MSU board votes to raise tuition by 9.6 percent

Contact: Terry Denbow, University Relations, (517) 355-2262, denbow@msu.edu

Jul 11, 2007

EAST LANSING, Mich. — The Michigan State University Board of Trustees today adopted a budget for fiscal 2007-08 that is designed to preserve and build upon MSU’s strength and stature as one of the top 100 universities in the world.

As part of the new budget, there will be a general, across-the-board tuition increase of 9.6 percent, covering both undergraduate and graduate students.

Under this budget, an in-state, undergraduate lower division student (freshman or sophomore) will pay an average of $798 more for tuition and fees compared to last year.

MSU President Lou Anna K. Simon said the tuition increase was necessary in the face of reduced support from the state of Michigan.

“We’re trying to preserve the reality of being one of the top 100 universities in the world,” Simon said. “This is not an aspirational budget that has added money because we want to be something different than who we are. This is trying to sustain our own reality.
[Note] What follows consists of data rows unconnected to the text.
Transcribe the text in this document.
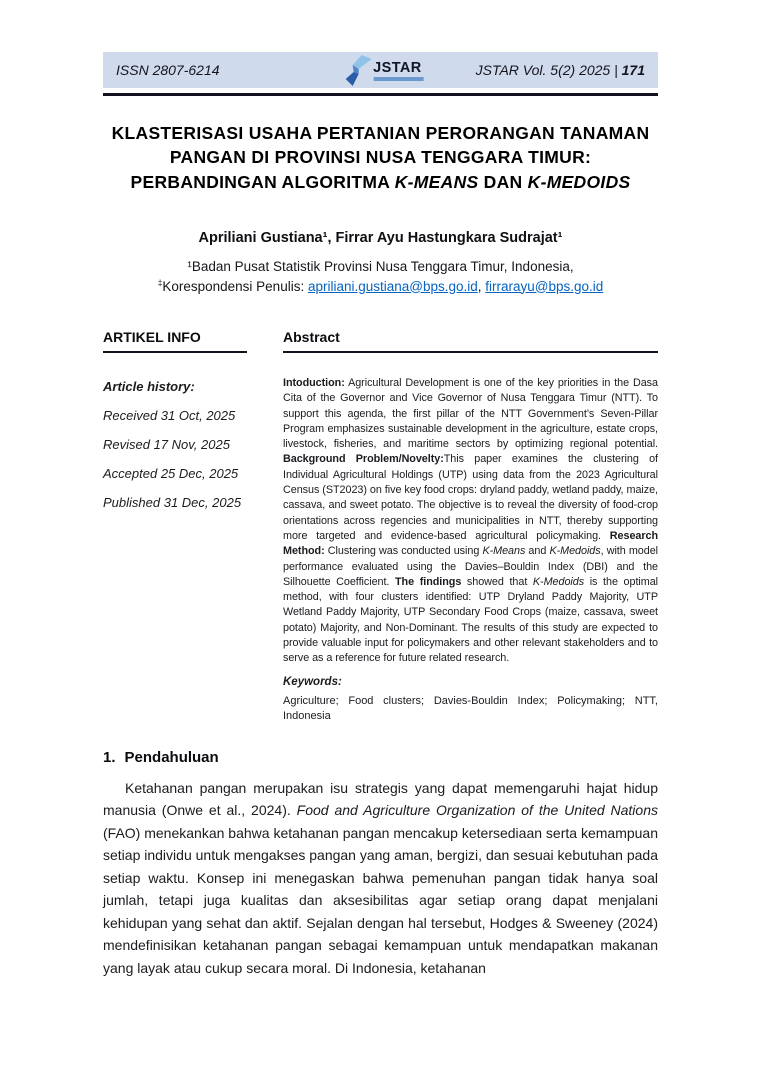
ISSN 2807-6214	JSTAR	JSTAR Vol. 5(2) 2025 | 171
KLASTERISASI USAHA PERTANIAN PERORANGAN TANAMAN
PANGAN DI PROVINSI NUSA TENGGARA TIMUR:
PERBANDINGAN ALGORITMA K-MEANS DAN K-MEDOIDS
Apriliani Gustiana¹, Firrar Ayu Hastungkara Sudrajat¹
¹Badan Pusat Statistik Provinsi Nusa Tenggara Timur, Indonesia,
‡Korespondensi Penulis: apriliani.gustiana@bps.go.id, firrarayu@bps.go.id
ARTIKEL INFO
Article history:
Received 31 Oct, 2025
Revised 17 Nov, 2025
Accepted 25 Dec, 2025
Published 31 Dec, 2025
Abstract
Intoduction: Agricultural Development is one of the key priorities in the Dasa Cita of the Governor and Vice Governor of Nusa Tenggara Timur (NTT). To support this agenda, the first pillar of the NTT Government’s Seven-Pillar Program emphasizes sustainable development in the agriculture, estate crops, livestock, fisheries, and maritime sectors by optimizing regional potential. Background Problem/Novelty:This paper examines the clustering of Individual Agricultural Holdings (UTP) using data from the 2023 Agricultural Census (ST2023) on five key food crops: dryland paddy, wetland paddy, maize, cassava, and sweet potato. The objective is to reveal the diversity of food-crop orientations across regencies and municipalities in NTT, thereby supporting more targeted and evidence-based agricultural policymaking. Research Method: Clustering was conducted using K-Means and K-Medoids, with model performance evaluated using the Davies–Bouldin Index (DBI) and the Silhouette Coefficient. The findings showed that K-Medoids is the optimal method, with four clusters identified: UTP Dryland Paddy Majority, UTP Wetland Paddy Majority, UTP Secondary Food Crops (maize, cassava, sweet potato) Majority, and Non-Dominant. The results of this study are expected to provide valuable input for policymakers and other relevant stakeholders and to serve as a reference for future related research.
Keywords:
Agriculture; Food clusters; Davies-Bouldin Index; Policymaking; NTT, Indonesia
1. Pendahuluan
Ketahanan pangan merupakan isu strategis yang dapat memengaruhi hajat hidup manusia (Onwe et al., 2024). Food and Agriculture Organization of the United Nations (FAO) menekankan bahwa ketahanan pangan mencakup ketersediaan serta kemampuan setiap individu untuk mengakses pangan yang aman, bergizi, dan sesuai kebutuhan pada setiap waktu. Konsep ini menegaskan bahwa pemenuhan pangan tidak hanya soal jumlah, tetapi juga kualitas dan aksesibilitas agar setiap orang dapat menjalani kehidupan yang sehat dan aktif. Sejalan dengan hal tersebut, Hodges & Sweeney (2024) mendefinisikan ketahanan pangan sebagai kemampuan untuk mendapatkan makanan yang layak atau cukup secara moral. Di Indonesia, ketahanan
It’s evidence based and values based.”

In addition, the board voted to give the president the authority to make tuition and fee adjustments in response to the level of state appropriations the university receives.

Should appropriation support exceed anticipated levels, tuition would be reduced in the following semester. Alternately, if appropriations are less than anticipated, some increase in tuition and fees would be expected in the following semester.

Also included in the budget is continuation of the Spartan Advantage, a program that ensures grant aid and work study equal to the average tuition, fees, room and board, and books.

Initiated last year, the program is for students whose family income is at or below the federal poverty level. To be eligible, the student also must be a first-time incoming freshman from Michigan, enrolled full time in a baccalaureate program and be eligible for federal Pell grants.

Nearly 200 students took advantage of the program last year. In 2007-08 it’s expected that as many as 600 students could be eligible for the Spartan Advantage, with an average award of about $1,600.

Over the past four years, MSU’s financial aid increases have exceeded tuition hikes by an average of 4.5 percent.

In April, the MSU board approved a 5.25 percent increase in housing rates for returning students for the 2007-08 fiscal year. Through years of cost control, MSU has significantly kept down its housing rates and has the lowest residence hall rates among Michigan’s public colleges and universities.

“This is viewed as a long-term sustainable financial framework,” Simon said. “What this budget does not include is what I would call a lot of short-term gimmicks.”